A Chinese woman facing a lengthy jail term for her role in a multibillion-dollar bitcoin scam lived in luxury as she evaded the authorities for years, a British court heard on Monday.
Nicknamed the “goddess of wealth,” Qian Zhimin (錢志敏), 47, is accused of orchestrating a Ponzi scheme that defrauded about 128,000 people in China between 2014 and 2017, raising billions of dollars, much of which was converted to bitcoin.
Qian was arrested after British authorities seized 61,000 bitcoins (US$6.41 billion at the current exchange rate), believed to be a record in crytocurrency-related crime.
Photo: Metropolitan Police Service via AFP
The Chinese woman, who pleaded guilty to acquiring and possessing criminal property in September, was to be sentenced yesterday and faces up to 14 years in prison.
A Malaysian accomplice, Seng Hok Ling, also 47, admitted to money laundering at the same court and was also to be sentenced yesterday.
However, his case might be adjourned due to a potential misunderstanding over his previous guilty plea, the court was told on Monday.
Dressed in a blouse with floral patterns and her graying hair in a bun, Qian remained impassive as London’s Southwark Crown Court started the sentencing hearings in her case.
Following scrutiny from Chinese authorities, Qian — also known as Zhang Yadi (張雅迪) — fled her home country in 2017 using false documents to enter the UK. The court heard that she evaded British authorities for nearly six years.
She traveled across Europe, staying in fancy hotels and buying expensive jewelry including two watches worth nearly £120,000 (US$157,474), the court heard.
With the help of an accomplice called Jian Wen, she rented a lavish London property for about £17,000 a month and claimed to run a successful jewelry business.
Qian first drew the attention of British authorities in 2018 when she attempted to buy a London property and suspicions were raised over her bitcoin.
Officers raided the rented London home, where they found laptops containing a bitcoin fortune, but did not immediately grasp the scale of the fraud.
Documents later revealed Qian’s ambitions included a plan to become the monarch of “Liberland,” a self-declared micronation between Croatia and Serbia.

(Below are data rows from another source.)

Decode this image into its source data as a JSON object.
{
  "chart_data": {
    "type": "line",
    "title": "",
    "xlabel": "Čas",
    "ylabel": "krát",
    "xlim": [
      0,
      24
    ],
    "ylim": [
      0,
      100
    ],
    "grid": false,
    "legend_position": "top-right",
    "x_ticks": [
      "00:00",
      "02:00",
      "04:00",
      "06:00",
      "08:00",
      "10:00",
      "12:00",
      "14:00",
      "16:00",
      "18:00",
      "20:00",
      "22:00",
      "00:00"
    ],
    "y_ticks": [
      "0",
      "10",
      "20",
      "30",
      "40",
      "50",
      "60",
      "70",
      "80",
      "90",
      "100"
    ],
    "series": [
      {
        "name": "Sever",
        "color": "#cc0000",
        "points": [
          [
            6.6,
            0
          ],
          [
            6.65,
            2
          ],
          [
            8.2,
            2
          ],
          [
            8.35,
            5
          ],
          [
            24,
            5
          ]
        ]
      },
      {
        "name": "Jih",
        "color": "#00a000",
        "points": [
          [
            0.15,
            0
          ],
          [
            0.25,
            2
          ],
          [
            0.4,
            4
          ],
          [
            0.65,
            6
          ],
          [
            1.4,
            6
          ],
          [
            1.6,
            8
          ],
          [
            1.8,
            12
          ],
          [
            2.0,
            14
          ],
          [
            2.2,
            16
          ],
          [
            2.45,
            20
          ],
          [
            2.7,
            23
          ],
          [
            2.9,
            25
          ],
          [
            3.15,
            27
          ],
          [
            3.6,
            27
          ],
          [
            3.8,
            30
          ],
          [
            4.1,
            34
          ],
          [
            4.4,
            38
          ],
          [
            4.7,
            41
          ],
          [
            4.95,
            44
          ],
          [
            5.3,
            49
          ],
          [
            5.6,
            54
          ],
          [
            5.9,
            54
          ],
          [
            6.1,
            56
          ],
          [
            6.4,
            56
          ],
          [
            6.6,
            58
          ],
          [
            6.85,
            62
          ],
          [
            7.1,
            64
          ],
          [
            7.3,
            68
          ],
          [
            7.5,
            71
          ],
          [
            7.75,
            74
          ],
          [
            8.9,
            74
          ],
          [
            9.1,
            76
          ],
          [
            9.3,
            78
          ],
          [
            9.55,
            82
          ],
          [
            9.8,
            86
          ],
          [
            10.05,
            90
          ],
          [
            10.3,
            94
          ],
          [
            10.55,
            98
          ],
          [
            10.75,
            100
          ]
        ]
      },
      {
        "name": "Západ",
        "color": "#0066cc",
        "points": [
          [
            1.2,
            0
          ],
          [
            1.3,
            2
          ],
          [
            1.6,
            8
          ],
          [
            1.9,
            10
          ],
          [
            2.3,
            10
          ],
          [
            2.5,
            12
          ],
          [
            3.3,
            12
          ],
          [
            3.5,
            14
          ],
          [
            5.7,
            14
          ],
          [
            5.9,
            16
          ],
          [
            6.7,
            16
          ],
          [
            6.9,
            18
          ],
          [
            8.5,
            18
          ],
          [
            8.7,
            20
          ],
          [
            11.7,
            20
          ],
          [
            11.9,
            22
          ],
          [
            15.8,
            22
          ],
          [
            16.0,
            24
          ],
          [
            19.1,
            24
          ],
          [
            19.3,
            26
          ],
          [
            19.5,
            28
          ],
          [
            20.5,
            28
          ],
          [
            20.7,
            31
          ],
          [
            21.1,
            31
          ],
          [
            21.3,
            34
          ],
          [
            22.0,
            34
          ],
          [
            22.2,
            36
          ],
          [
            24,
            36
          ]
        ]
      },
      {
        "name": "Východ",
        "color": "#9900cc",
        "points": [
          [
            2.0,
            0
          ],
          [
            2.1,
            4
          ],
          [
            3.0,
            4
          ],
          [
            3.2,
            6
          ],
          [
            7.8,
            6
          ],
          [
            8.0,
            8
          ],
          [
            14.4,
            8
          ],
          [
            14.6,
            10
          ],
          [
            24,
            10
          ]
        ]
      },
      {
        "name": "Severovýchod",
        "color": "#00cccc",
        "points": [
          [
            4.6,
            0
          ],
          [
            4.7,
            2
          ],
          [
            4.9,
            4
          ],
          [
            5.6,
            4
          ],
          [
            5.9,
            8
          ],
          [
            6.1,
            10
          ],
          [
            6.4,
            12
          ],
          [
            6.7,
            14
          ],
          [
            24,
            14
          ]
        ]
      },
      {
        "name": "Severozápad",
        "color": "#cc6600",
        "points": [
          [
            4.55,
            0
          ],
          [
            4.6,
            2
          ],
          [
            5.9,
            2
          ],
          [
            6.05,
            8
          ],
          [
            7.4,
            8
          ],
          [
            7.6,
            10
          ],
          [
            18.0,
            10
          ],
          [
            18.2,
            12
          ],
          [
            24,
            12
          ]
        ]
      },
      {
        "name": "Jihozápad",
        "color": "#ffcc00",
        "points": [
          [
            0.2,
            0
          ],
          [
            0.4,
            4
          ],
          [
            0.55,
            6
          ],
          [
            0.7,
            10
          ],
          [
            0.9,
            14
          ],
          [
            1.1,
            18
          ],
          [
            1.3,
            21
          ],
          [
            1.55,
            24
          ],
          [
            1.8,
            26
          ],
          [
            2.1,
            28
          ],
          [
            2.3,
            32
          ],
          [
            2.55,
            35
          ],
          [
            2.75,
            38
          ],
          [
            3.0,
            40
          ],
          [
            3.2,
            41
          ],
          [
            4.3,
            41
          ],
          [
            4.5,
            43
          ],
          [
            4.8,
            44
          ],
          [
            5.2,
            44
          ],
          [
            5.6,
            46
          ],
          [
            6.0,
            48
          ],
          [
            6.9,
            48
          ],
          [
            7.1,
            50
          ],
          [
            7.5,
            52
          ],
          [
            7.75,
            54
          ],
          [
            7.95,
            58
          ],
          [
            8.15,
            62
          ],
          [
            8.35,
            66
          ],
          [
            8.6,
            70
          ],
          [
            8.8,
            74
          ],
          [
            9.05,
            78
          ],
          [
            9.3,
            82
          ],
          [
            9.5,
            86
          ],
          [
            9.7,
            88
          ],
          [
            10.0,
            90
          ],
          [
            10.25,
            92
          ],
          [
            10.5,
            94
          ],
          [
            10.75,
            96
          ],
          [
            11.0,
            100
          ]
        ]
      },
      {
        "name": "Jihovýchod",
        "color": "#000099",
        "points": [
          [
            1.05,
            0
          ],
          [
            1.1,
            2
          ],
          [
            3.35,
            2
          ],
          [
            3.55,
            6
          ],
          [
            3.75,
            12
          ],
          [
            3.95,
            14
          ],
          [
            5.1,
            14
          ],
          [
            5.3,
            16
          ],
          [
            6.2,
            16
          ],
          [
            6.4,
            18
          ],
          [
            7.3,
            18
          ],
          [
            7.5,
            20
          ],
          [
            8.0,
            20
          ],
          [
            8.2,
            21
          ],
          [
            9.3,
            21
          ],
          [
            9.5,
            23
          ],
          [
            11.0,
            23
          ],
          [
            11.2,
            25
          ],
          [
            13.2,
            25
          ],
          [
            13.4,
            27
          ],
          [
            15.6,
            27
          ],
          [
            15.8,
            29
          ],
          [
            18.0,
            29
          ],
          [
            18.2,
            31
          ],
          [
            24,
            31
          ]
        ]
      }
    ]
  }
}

However, police surveillance of Qian’s codefendant Ling led to her arrest in the northern English city of York in April last year. Wen was last year jailed for six years and eight months over her role in the scheme.
Lawyer William Glover, who has represented victims in a civil legal action, said it was “possibly the largest legal case of its kind in terms of value involving an individual and not a corporate.”
Some of his clients had experienced enormous personal losses that affected their lives, marriages and families, he said.
The promised return on their investment stopped being paid out in 2017.
Fueled by growing interest, bitcoin, which was trading at about US$3,600 at the end of 2018, on Monday closed at US$105,996.
Details of a compensation scheme proposed by British authorities are still being thrashed out in London’s High Court in civil proceedings.
About 1,300 alleged victims have come forward, according to sources close to the case.